Le contexte de cette campagne prolongée s’ancre dans une stratégie unilatérale de projection de puissance dans l’hémisphère américain. Depuis sept mois, plus de cinquante navires ont été visés, principalement dans le corridor maritime allant des côtes de l’Amérique du Sud jusqu’à l’Amérique centrale. Du point de vue de Washington, il s’agit d’un « conflit armé » légitime pour interrompre le flux de cocaïne et autres substances synthétiques à destination des États-Unis. Cette lecture sécuritaire, qui assimile trafic à du « narcoterrorisme », permet d’opérer dans des eaux internationales sous le couvert de la lutte antiterroriste, sans nécessiter l’aval des nations riveraines.
Cette approche suscite cependant de vives inquiétudes en Amérique latine, où elle est perçue comme une violation flagrante de la souveraineté et du droit maritime international. Les capitales de la région, de Bogotá à Mexico, observent avec méfiance cette militarisation d’un problème complexe qui relève traditionnellement de la coopération policière et judiciaire. En Europe, notamment dans les cercles diplomatiques francophones, on s’interroge sur le cadre juridique de ces exécutions extrajudiciaires en haute mer et sur l’absence de transparence concernant les preuves invoquées pour chaque frappe. Les analyses soulignent le risque de créer un précédent dangereux, où la désignation unilatérale d’« organisation terroriste » deviendrait un laissez-passer pour des opérations létales au mépris du droit international.
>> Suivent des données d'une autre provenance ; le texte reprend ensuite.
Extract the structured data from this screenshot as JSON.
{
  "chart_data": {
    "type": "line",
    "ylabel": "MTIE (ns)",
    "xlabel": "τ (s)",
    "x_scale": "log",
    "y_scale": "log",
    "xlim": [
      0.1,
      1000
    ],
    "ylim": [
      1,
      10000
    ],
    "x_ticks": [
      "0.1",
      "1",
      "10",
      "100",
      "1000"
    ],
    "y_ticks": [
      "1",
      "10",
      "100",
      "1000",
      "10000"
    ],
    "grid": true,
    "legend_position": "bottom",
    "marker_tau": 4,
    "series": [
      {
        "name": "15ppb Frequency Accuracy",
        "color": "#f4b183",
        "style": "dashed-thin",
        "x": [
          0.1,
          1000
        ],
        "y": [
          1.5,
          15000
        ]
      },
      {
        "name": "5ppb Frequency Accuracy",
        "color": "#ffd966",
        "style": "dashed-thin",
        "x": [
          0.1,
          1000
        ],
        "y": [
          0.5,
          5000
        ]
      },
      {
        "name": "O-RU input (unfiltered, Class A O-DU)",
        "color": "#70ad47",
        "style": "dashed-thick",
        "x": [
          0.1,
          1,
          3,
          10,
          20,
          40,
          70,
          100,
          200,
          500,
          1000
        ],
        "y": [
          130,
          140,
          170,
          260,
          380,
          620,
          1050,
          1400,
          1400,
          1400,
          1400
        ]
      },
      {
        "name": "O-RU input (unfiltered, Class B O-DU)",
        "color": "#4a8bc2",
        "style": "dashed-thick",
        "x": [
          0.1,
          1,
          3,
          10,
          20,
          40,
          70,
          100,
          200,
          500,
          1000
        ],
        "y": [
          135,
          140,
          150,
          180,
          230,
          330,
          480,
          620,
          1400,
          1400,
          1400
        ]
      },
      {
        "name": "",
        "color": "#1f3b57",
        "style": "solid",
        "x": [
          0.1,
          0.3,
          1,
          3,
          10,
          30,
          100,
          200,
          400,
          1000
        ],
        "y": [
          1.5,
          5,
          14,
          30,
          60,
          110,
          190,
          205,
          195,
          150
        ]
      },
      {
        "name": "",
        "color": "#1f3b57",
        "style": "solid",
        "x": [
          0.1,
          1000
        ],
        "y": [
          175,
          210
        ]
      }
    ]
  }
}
L’analyse prospective laisse entrevoir une pérennisation de ce conflit de basse intensité. La focalisation de Washington sur le théâtre pacifique, malgré ses engagements militaires ailleurs dans le monde, indique la priorité stratégique accordée à cette frontière liquide. Pour les pays francophones concernés, comme le Canada qui suit de près les flux de fentanyl ou les nations d’Afrique de l’Ouest souvent utilisées comme plaques tournantes, cette militarisation pourrait reconfigurer les dynamiques criminelles sans en traiter les causes économiques et sociales. L’avenir de cette campagne dépendra de sa capacité à infléchir les chiffres du trafic, mais aussi de la tolérance de la communauté internationale face à une méthode qui substitue la force cinétique à la coopération et à la diplomatie.
| Presse latino-américaine | −1.00 | critical |
|---|---|---|
| Presse russe et CEI | −0.30 | critical |
| Presse atlantique / anglosphère | −0.10 | neutral |
L'armée américaine a frappé un autre bateau dans le Pacifique, tuant quatre personnes. Avec cette opération, le Commandement Sud a assassiné plus de 110 personnes lors d'attaques contre de prétendus navires de narcotrafiquants. Une campagne qui masque des exécutions extrajudiciaires sous couvert de lutte antidrogue.
Le Commandement Sud des États-Unis a annoncé une nouvelle frappe létale contre un navire soupçonné de trafic de drogue dans le Pacifique oriental, la cinquième en une semaine. Les sources militaires russes rapportent les affirmations américaines avec détachement, mettant des termes comme 'narcoterroristes' entre guillemets et soulignant qu'il s'agit de la version de Washington.
L'armée américaine a mené une nouvelle frappe létale contre un prétendu bateau de narcotrafiquants dans le Pacifique oriental, tuant quatre personnes. C'était la quatrième attaque en quelques jours et la 50e au total. Les médias de l'anglosphère utilisent un langage prudent, qualifiant les accusations d'«alléguées» et rapportant les faits de manière neutre, tout en soulignant l'ampleur de la campagne.